This chapter provides information on preparing to administer
the cluster and the procedures for using Sun Cluster administration tools.
Administering Sun Cluster Overview
Sun Cluster's highly-available environment ensures that critical applications
are available to end users. The system administrator's job is to make sure
that Sun Cluster is stable and operational.
Familiarize yourself with the planning information in the Sun Cluster Software Installation Guide for Solaris
OS and the Sun Cluster Concepts Guide for Solaris OS before beginning
administration tasks. Sun Cluster administration is organized into tasks among
the following manuals.
For the most part, you can perform Sun Cluster administration tasks while
the cluster is operational, with the impact on cluster operation limited to
a single node. For those procedures that require that the entire cluster be
shut down, schedule downtime for off hours, to impose minimal impact on the
system. If you plan to take down the cluster or a cluster node, notify users
ahead of time.
Administration Tools
You can perform administrative tasks on Sun Cluster by using a Graphical
User Interface (GUI) or by using the command-line. The following section provides
an overview of the GUI and command-line tools.
Graphical User Interface
Sun Cluster supports Graphical User Interface (GUI)
tools that you can use to perform various administrative tasks on your cluster.
These GUI tools are SunPlexTM Manager and,
if you are using Sun Cluster on a SPARC based system, Sun Management Center.
See Chapter 10, Administering Sun Cluster With the Graphical User Interfaces for more information and for procedures about
configuring SunPlex Manager and Sun Management Center. For specific information
about how to use these tools, see the online help for each GUI.
Command-line Interface
You can perform most Sun Cluster administration tasks interactively through
the scsetup(1M)
utility. Whenever possible, administration procedures in this guide are described
using scsetup.
You can administer the following Main Menu items through the scsetup utility.
You can administer the following Resource Group Menu items through the scsetup utility.
-
Create a resource group
-
Add a network resource to a resource group
-
Add a data service resource to a resource group
-
Online/Offline or Switchover a resource group
-
Enable/Disable a resource
-
Change properties of a resource group
-
Change properties of a resource
-
Remove a resource from a resource group
-
Remove a resource group
-
Clear the stop_failed error flag from a resource
Table 1-1 lists other commands that you use to administer Sun Cluster. See
the man pages for more detailed information.

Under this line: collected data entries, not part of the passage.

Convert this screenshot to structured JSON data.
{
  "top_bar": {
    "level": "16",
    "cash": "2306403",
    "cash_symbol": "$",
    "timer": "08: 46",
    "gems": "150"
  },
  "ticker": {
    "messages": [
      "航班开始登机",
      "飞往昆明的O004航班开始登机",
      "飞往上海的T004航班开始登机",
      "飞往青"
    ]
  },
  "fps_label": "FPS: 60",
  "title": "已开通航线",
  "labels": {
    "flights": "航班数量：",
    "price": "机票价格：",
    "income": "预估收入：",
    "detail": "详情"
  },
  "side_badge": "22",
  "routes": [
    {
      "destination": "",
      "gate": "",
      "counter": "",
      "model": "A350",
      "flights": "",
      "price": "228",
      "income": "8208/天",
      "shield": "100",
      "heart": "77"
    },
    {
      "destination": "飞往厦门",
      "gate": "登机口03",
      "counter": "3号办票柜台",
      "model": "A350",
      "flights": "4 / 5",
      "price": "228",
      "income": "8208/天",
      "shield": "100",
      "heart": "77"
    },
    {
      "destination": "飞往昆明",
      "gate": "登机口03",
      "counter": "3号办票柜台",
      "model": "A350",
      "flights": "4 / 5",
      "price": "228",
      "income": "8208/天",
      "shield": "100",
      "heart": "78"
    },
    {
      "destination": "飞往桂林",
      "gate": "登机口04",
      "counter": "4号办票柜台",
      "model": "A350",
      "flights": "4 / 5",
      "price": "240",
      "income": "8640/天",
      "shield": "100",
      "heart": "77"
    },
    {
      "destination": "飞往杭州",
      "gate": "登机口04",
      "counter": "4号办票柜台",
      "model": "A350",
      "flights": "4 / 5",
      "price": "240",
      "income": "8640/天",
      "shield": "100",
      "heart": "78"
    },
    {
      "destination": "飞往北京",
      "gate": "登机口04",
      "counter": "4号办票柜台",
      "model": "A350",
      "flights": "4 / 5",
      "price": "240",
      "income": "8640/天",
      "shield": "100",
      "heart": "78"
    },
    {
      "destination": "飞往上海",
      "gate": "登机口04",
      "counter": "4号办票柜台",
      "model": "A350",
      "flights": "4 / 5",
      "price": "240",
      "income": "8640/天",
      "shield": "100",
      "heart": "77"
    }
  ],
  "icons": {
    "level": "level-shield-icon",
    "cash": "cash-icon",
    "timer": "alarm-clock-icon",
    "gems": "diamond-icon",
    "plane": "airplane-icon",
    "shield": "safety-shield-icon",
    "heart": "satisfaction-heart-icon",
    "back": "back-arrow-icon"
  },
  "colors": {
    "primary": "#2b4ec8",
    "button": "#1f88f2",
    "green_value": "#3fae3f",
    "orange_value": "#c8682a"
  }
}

Table 1–1 Sun Cluster Command-Line Interface Commands
|
Command
|
Description
|
|
ccp(1M)
|
Starts remote console access to the
cluster.
|
|
if_mpadm(1M)
|
Use to switch IP addresses from one
adapter to another in an IP Network Multipathing group.
|
|
sccheck(1M)
|
Checks and validates the Sun Cluster
configuration to ensure the very basic configuration for a cluster to be functional.
|
|
scconf(1M)
|
Updates a Sun Cluster configuration. The -p option lists cluster configuration information.
|
|
scdidadm(1M)
|
Provides administrative access to the
device ID configuration.
|
|
scgdevs(1M)
|
Runs the global device namespace administration
script.
|
|
scinstall(1M)
|
Installs and configures Sun Cluster software.

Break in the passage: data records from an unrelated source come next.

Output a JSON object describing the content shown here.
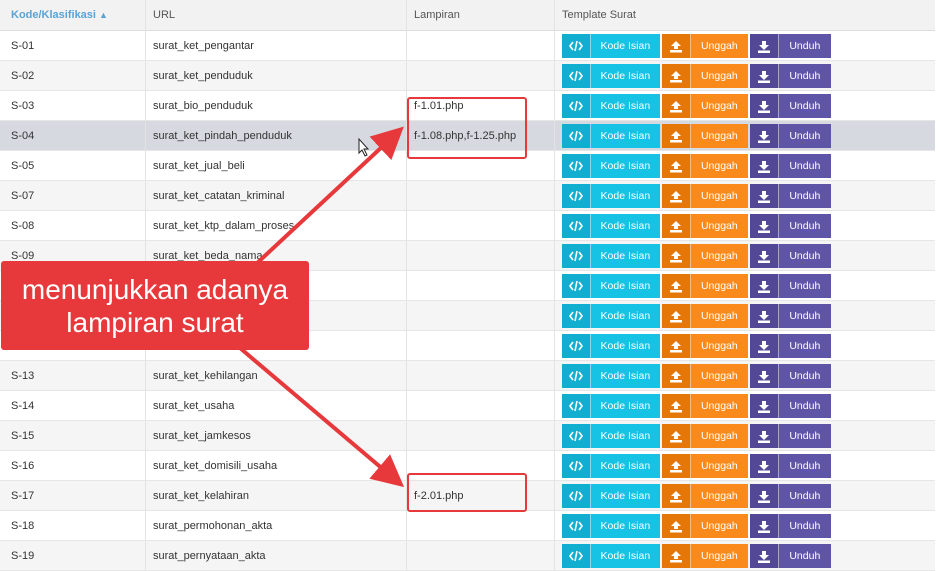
{
  "header": {
    "kode": "Kode/Klasifikasi",
    "sort_icon": "sort-icon",
    "url": "URL",
    "lampiran": "Lampiran",
    "template": "Template Surat"
  },
  "buttons": {
    "kode_isian": "Kode Isian",
    "unggah": "Unggah",
    "unduh": "Unduh"
  },
  "rows": [
    {
      "kode": "S-01",
      "url": "surat_ket_pengantar",
      "lampiran": ""
    },
    {
      "kode": "S-02",
      "url": "surat_ket_penduduk",
      "lampiran": ""
    },
    {
      "kode": "S-03",
      "url": "surat_bio_penduduk",
      "lampiran": "f-1.01.php"
    },
    {
      "kode": "S-04",
      "url": "surat_ket_pindah_penduduk",
      "lampiran": "f-1.08.php,f-1.25.php"
    },
    {
      "kode": "S-05",
      "url": "surat_ket_jual_beli",
      "lampiran": ""
    },
    {
      "kode": "S-07",
      "url": "surat_ket_catatan_kriminal",
      "lampiran": ""
    },
    {
      "kode": "S-08",
      "url": "surat_ket_ktp_dalam_proses",
      "lampiran": ""
    },
    {
      "kode": "S-09",
      "url": "surat_ket_beda_nama",
      "lampiran": ""
    },
    {
      "kode": "",
      "url": "",
      "lampiran": ""
    },
    {
      "kode": "",
      "url": "",
      "lampiran": ""
    },
    {
      "kode": "",
      "url": "",
      "lampiran": ""
    },
    {
      "kode": "S-13",
      "url": "surat_ket_kehilangan",
      "lampiran": ""
    },
    {
      "kode": "S-14",
      "url": "surat_ket_usaha",
      "lampiran": ""
    },
    {
      "kode": "S-15",
      "url": "surat_ket_jamkesos",
      "lampiran": ""
    },
    {
      "kode": "S-16",
      "url": "surat_ket_domisili_usaha",
      "lampiran": ""
    },
    {
      "kode": "S-17",
      "url": "surat_ket_kelahiran",
      "lampiran": "f-2.01.php"
    },
    {
      "kode": "S-18",
      "url": "surat_permohonan_akta",
      "lampiran": ""
    },
    {
      "kode": "S-19",
      "url": "surat_pernyataan_akta",
      "lampiran": ""
    }
  ],
  "highlighted_row": 3,
  "annotation": {
    "line1": "menunjukkan adanya",
    "line2": "lampiran surat",
    "color": "#e7393b"
  },
  "colors": {
    "kode_isian": "#17c3e5",
    "unggah": "#fb8a1c",
    "unduh": "#5f55a7"
  }
}
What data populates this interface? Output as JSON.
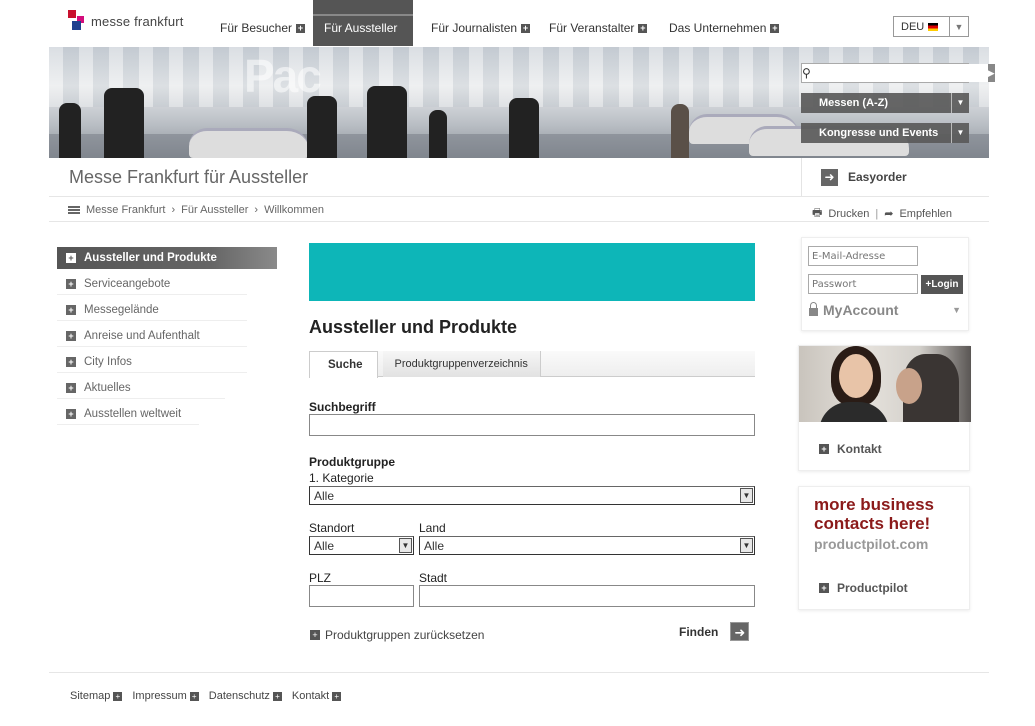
{
  "brand": {
    "name": "messe frankfurt"
  },
  "nav": {
    "items": [
      "Für Besucher",
      "Für Aussteller",
      "Für Journalisten",
      "Für Veranstalter",
      "Das Unternehmen"
    ],
    "active": "Für Aussteller"
  },
  "language": {
    "selected": "DEU"
  },
  "banner": {
    "text": "Pac",
    "search": {
      "placeholder": ""
    },
    "dropdowns": [
      "Messen (A-Z)",
      "Kongresse und Events"
    ]
  },
  "header": {
    "title": "Messe Frankfurt für Aussteller",
    "easyorder": "Easyorder"
  },
  "breadcrumb": [
    "Messe Frankfurt",
    "Für Aussteller",
    "Willkommen"
  ],
  "tools": {
    "print": "Drucken",
    "recommend": "Empfehlen"
  },
  "sidebar": {
    "items": [
      {
        "label": "Aussteller und Produkte",
        "active": true
      },
      {
        "label": "Serviceangebote"
      },
      {
        "label": "Messegelände"
      },
      {
        "label": "Anreise und Aufenthalt"
      },
      {
        "label": "City Infos"
      },
      {
        "label": "Aktuelles"
      },
      {
        "label": "Ausstellen weltweit"
      }
    ]
  },
  "main": {
    "accent_color": "#0db6b8",
    "title": "Aussteller und Produkte",
    "tabs": [
      "Suche",
      "Produktgruppenverzeichnis"
    ],
    "form": {
      "suchbegriff_label": "Suchbegriff",
      "produktgruppe_label": "Produktgruppe",
      "kategorie_label": "1. Kategorie",
      "kategorie_value": "Alle",
      "standort_label": "Standort",
      "standort_value": "Alle",
      "land_label": "Land",
      "land_value": "Alle",
      "plz_label": "PLZ",
      "stadt_label": "Stadt",
      "reset_label": "Produktgruppen zurücksetzen",
      "submit_label": "Finden"
    }
  },
  "login": {
    "email_placeholder": "E-Mail-Adresse",
    "password_placeholder": "Passwort",
    "login_label": "Login",
    "myaccount": "MyAccount"
  },
  "contact": {
    "label": "Kontakt"
  },
  "productpilot": {
    "line1": "more business",
    "line2": "contacts here!",
    "line3": "productpilot.com",
    "link": "Productpilot"
  },
  "footer": {
    "links": [
      "Sitemap",
      "Impressum",
      "Datenschutz",
      "Kontakt"
    ]
  }
}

The command can be run interactively or non-interactively. The -p option displays release and package version information for the Sun Cluster
software.
|
|
scrgadm(1M)
|
Manages the registration of resource
types, the creation of resource groups, and the activation of resources within
a resource group. The -p option displays information on
installed resources, resource groups, and resource types.
Note –
Resource type, resource group, and resource property names are case insensitive
when executing scrgadm.
|
|
scsetup(1M)
|
Runs the interactive cluster configuration
utility, which generates the scconf command and its various
options.
|
|
scshutdown(1M)
|
Shuts down the entire cluster.
|
|
scstat(1M)
|
Provides a snapshot of the cluster status.
|
|
scswitch(1M)
|
Performs changes that affect node mastery
and states for resource groups and disk device groups.
|
In addition, use commands to administer the volume manager portion of Sun Cluster.
These commands depend on the specific volume manager used in your cluster,
either Solstice DiskSuiteTM, VERITAS Volume Manager, or Solaris Volume ManagerTM.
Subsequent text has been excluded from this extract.